По экрану монитора пошла бегущая строка: «А.П. Журавский, академик, народный…», и появилось лицо Плотникова. В студию вошла телевизионная кошка, села точно у края освещенной съемочной площадки, вытянула вертикально вверх левую ногу и принялась подмываться. Передача началась.
…На обратном пути, когда он поворачивал с Олимпийского на Трубную, перед эстакадой, его круто обогнало и сразу же подрезало такси. Он, вжимаясь в спинку сиденья, изо всех сил упираясь в баранку и чувствуя, как она хрустит, ломается в руках, почти во всю длину вытянул ногу, придавливая тормоз, – и встал, чуть развернувшись тяжелым моторным задом «жука» в сторону. Все же он был хороший водитель – подумал он, как о другом. И тут же, со страшным звоном и скрежетом ломая и отрывая его задний бампер, проскочил мимо короткий деревенский автобус, «пазик». Такси уже было далеко, номер в темноте нельзя было рассмотреть и в двух шагах, но он готов был спорить на что угодно, что такси было то же самое, Сашкино, и кто-то в кожаной куртке за рулем.
Он вылез, обошел несчастного «жука» вокруг. Левый задний фонарь вырван из стойки, разбит вдребезги, бампер оторван и сложился посередине в фигурную скобку… Могло быть и хуже. «Пазик» стоял метрах в пятидесяти, из него никто не выходил. Он направился было к проклятому автобусу и вдруг рассмотрел – остановился.

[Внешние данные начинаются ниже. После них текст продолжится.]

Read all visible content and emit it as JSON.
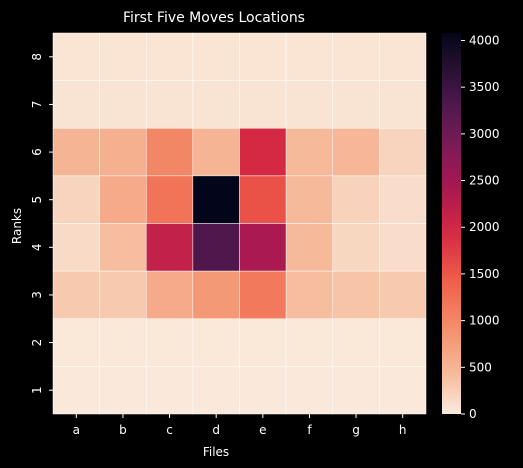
{
  "chart_data": {
    "type": "heatmap",
    "title": "First Five Moves Locations",
    "xlabel": "Files",
    "ylabel": "Ranks",
    "x_categories": [
      "a",
      "b",
      "c",
      "d",
      "e",
      "f",
      "g",
      "h"
    ],
    "y_categories": [
      "8",
      "7",
      "6",
      "5",
      "4",
      "3",
      "2",
      "1"
    ],
    "values": [
      [
        50,
        50,
        50,
        50,
        50,
        50,
        50,
        50
      ],
      [
        60,
        60,
        60,
        60,
        60,
        60,
        60,
        60
      ],
      [
        500,
        550,
        1000,
        500,
        1950,
        450,
        480,
        200
      ],
      [
        200,
        600,
        1200,
        4080,
        1550,
        450,
        220,
        120
      ],
      [
        150,
        400,
        2150,
        3300,
        2400,
        450,
        180,
        130
      ],
      [
        300,
        300,
        600,
        800,
        1150,
        400,
        350,
        300
      ],
      [
        30,
        30,
        30,
        30,
        30,
        30,
        30,
        30
      ],
      [
        20,
        20,
        20,
        20,
        20,
        20,
        20,
        20
      ]
    ],
    "colorbar": {
      "min": 0,
      "max": 4080,
      "ticks": [
        0,
        500,
        1000,
        1500,
        2000,
        2500,
        3000,
        3500,
        4000
      ],
      "colormap": "rocket_r"
    },
    "grid_line_color": "#ffffff",
    "background_color": "#000000"
  }
}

Автобус был охряно-желтый с черной полосой на борту. Похоронная колымага. И никто так и не вышел из кабины шофера.
Вот автобус медленно тронулся – и тут же свернул направо, исчез за углом.
К «жуку» уже медленно подъезжал гаишный «жигуль».
* * *
Время от времени с изумлением и ужасом перед самим собой он замечал, что многие чувства, переживания, внутренние состояния и даже размышления, которые считаются свойственными всем человеческим существам, обходят его стороной. Он думал о счастье и ясно понимал, что просто не знает смысла этого понятия и никогда в жизни его не испытал.
Даже когда его маленькая, в пол-листа статейка «Тень героя», опубликованная в заштатном сборнике, наделала невероятного шума, ее читали все, кто отродясь не слышал о самом анализируемом романе, на улицах показывали пальцами в угаданных им за романными персонажами знаменитостей, его интервьюировали Reuters и New York Times, статью переводили и публиковали где попало, от Times до Corriere della Sera, он мотался по миру, повторяя в лекциях свои измышления, наконец, ему передали уважительную обиду самого автора – был ли он счастлив? Кто ж его знает…
Он думал о любви, вспоминая их первые три свободных ото всех дня, когда он прилетел к ней в Ростов, на всесоюзное тогда еще совещание. Сразу после своего доклада она тихо исчезла, и они провели в ее номере безвыходно почти двое суток, только раз она выскочила в гостиничный буфет – он, нелегал, скрывался – и притащила какой-то довольно подкисшей еды и, гордясь собой, бутылку чудовищной краснодарской водки, они пытались охладить ее в ванной, и все равно оба сильно напились теплой этой мерзостью в жаре, и засыпали друг на друге, и просыпались, вместе шли в ванную, неистовые, вовсе потерявшие рассудок от желания окончательно соединиться, и он охрип, задавленно – чтобы не было слышно соседям – рыча… Была ли это любовь? Может, да, но ему казалось, что другие люди, и живые, и жившие в книгах, чувствовали совсем иное.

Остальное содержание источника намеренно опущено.